Место под штаб я выбрал идеально — почти в центре старого города. С доступной мне точностью измерений можно было сказать, что вход в сердце «ла — ла — ла» — загадочное Убежище — находился где — то здесь. Других преимуществ у этой гостиницы не наблюдалось — снятый номер оказался не очень комфортным и для своих размеров слишком дорогим.
Первым делом я спрятал в шкаф чемодан с Максом и выставил портье за дверь. Вот теперь можно и поговорить.
— Что у него есть?
— Он забрал твой дневник…
Это ожидаемо.
— … и содержимое тайника твоего папы!
А вот это удар.
— Как он его нашел?!
— Заметил, когда доставал дневник. Там было какое — то неснимаемое заклятье.
Гм. Никогда не слышал о таких. Век живи — век учись. Интересно, а я бы это заклятье обнаружил?
— И что там было?
— Какая — то коробочка и в ней такая странная вещь, очень волшебного вида.
Все, сейчас умру от воспаления любопытства.
— Айда за ней!
Так состоялся мой первый в жизни визит в банк.
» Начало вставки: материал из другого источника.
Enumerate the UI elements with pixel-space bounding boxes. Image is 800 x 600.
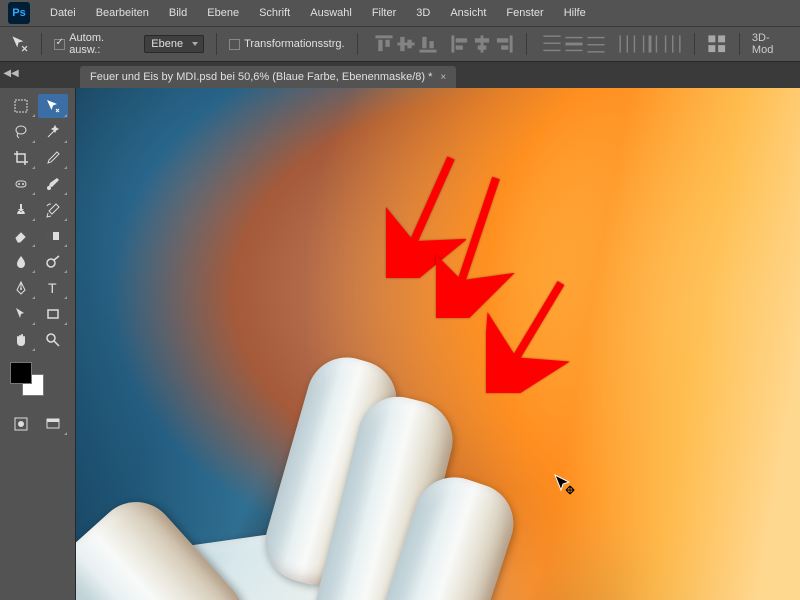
gradient-tool[interactable] [38,224,68,248]
document-canvas[interactable] [76,88,800,600]
history-brush-tool[interactable] [38,198,68,222]
pen-tool[interactable] [6,276,36,300]
dodge-tool[interactable] [38,250,68,274]
move-tool-indicator-icon [10,34,29,54]
document-tab-title: Feuer und Eis by MDI.psd bei 50,6% (Blau… [90,71,432,83]
menu-hilfe[interactable]: Hilfe [554,3,596,23]
svg-text:T: T [48,280,57,296]
clone-stamp-tool[interactable] [6,198,36,222]
eyedropper-tool[interactable] [38,146,68,170]
align-hcenter-icon[interactable] [472,34,492,54]
color-swatches[interactable] [10,362,44,396]
separator [216,33,217,55]
path-selection-tool[interactable] [6,302,36,326]
menu-auswahl[interactable]: Auswahl [300,3,362,23]
menu-bar: Ps Datei Bearbeiten Bild Ebene Schrift A… [0,0,800,26]
document-tab-strip: ◀◀ Feuer und Eis by MDI.psd bei 50,6% (B… [0,62,800,88]
app-logo: Ps [8,2,30,24]
canvas-image [76,88,800,600]
checkbox-icon [229,39,240,50]
rectangle-tool[interactable] [38,302,68,326]
distribute-vcenter-icon[interactable] [564,34,584,54]
workspace: T [0,88,800,600]
crop-tool[interactable] [6,146,36,170]
brush-tool[interactable] [38,172,68,196]
menu-bearbeiten[interactable]: Bearbeiten [86,3,159,23]
type-tool[interactable]: T [38,276,68,300]
options-bar: Autom. ausw.: Ebene Transformationsstrg.… [0,26,800,62]
close-tab-icon[interactable]: × [440,72,446,83]
separator [739,33,740,55]
collapse-handle-icon[interactable]: ◀◀ [4,66,18,80]
separator [694,33,695,55]
menu-3d[interactable]: 3D [406,3,440,23]
distribute-bottom-icon[interactable] [586,34,606,54]
mode-3d-label[interactable]: 3D-Mod [752,32,790,56]
menu-filter[interactable]: Filter [362,3,406,23]
transform-controls-checkbox[interactable]: Transformationsstrg. [229,38,344,50]
align-bottom-icon[interactable] [418,34,438,54]
distribute-group-2 [618,34,682,54]
blur-tool[interactable] [6,250,36,274]
quick-mask-toggle[interactable] [6,412,36,436]
auto-select-checkbox[interactable]: Autom. ausw.: [54,32,136,56]
distribute-top-icon[interactable] [542,34,562,54]
lasso-tool[interactable] [6,120,36,144]
tools-panel: T [0,88,76,600]
align-left-icon[interactable] [450,34,470,54]
align-top-icon[interactable] [374,34,394,54]
separator [526,33,527,55]
menu-bild[interactable]: Bild [159,3,197,23]
distribute-group-1 [542,34,606,54]
auto-align-icon[interactable] [707,34,726,54]
separator [357,33,358,55]
menu-schrift[interactable]: Schrift [249,3,300,23]
menu-ebene[interactable]: Ebene [197,3,249,23]
eraser-tool[interactable] [6,224,36,248]
distribute-right-icon[interactable] [662,34,682,54]
magic-wand-tool[interactable] [38,120,68,144]
transform-controls-label: Transformationsstrg. [244,38,344,50]
move-tool[interactable] [38,94,68,118]
layer-type-dropdown[interactable]: Ebene [144,35,204,53]
menu-ansicht[interactable]: Ansicht [440,3,496,23]
menu-datei[interactable]: Datei [40,3,86,23]
document-tab[interactable]: Feuer und Eis by MDI.psd bei 50,6% (Blau… [80,66,456,88]
distribute-hcenter-icon[interactable] [640,34,660,54]
healing-brush-tool[interactable] [6,172,36,196]
checkbox-icon [54,39,65,50]
align-vcenter-icon[interactable] [396,34,416,54]
zoom-tool[interactable] [38,328,68,352]
hand-tool[interactable] [6,328,36,352]
auto-select-label: Autom. ausw.: [69,32,136,56]
foreground-color-swatch[interactable] [10,362,32,384]
menu-fenster[interactable]: Fenster [496,3,553,23]
align-group-2 [450,34,514,54]
separator [41,33,42,55]
align-right-icon[interactable] [494,34,514,54]
marquee-tool[interactable] [6,94,36,118]
screen-mode-toggle[interactable] [38,412,68,436]
align-group-1 [374,34,438,54]
distribute-left-icon[interactable] [618,34,638,54]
Впечатлило. Небольшое здание было так плотно напшпиговано Знаками, периметрами и печатями, что становилось непонятно, кто позволил разместить его посреди города, и как столь разнородные проклятья между собой не ссорятся. А я‑то посмеивался над магами — «стражевиками», мол, заторможенные типы без фантазии! Лично мне не удавалось понять, как можно последовательно наложить такие структуры, а, сплетая подобное за раз, можно и надорваться. И это — пошлый городской банк! Казалось бы, при чем тут «ла — ла — ла» — артефакт, занимающий полмира. Вот я его найду и буду делать с ним — что?
Вопрос, между прочим, не тривиальный. Неклассическое волшебство нам в Университете, конечно же, преподавали, но у меня в то время были другие интересы, а интуитивного понимания проклятий для работы с древним артефактом может не хватить. Взять того же голема…
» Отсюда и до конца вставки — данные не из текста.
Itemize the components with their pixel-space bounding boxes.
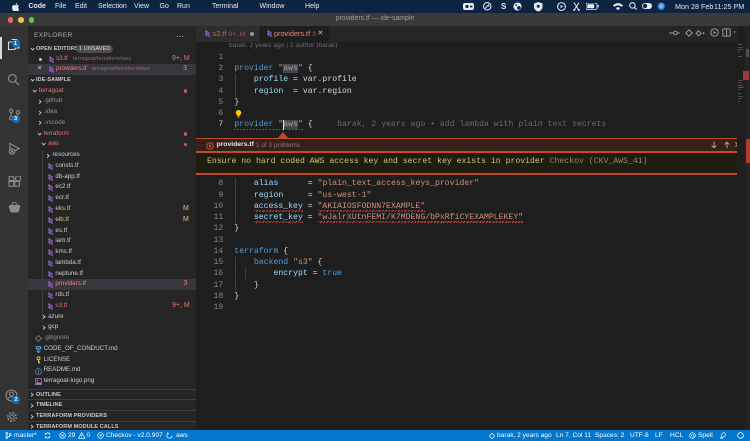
- svg-text:G: G: [691, 433, 695, 438]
Служащий выложил длинный бронированный пенал на столик и удалился. Под стальной крышкой обнаружились мой дневник, потертый футляр в две ладони на цепочке и сложенный вчетверо листок бумаги. Я немедленно запустил дрожащие от жадности пальцы в загадочную коробочку. Внутри лежала пластинка словно бы из цветного стекла, покрытая сложным геометрическим орнаментом, но чувства подсказывали — эта вещь имеет одну природу с големами и выползнем. Здравствуй, «ла — ла — ла»! Папа, ты сволочь.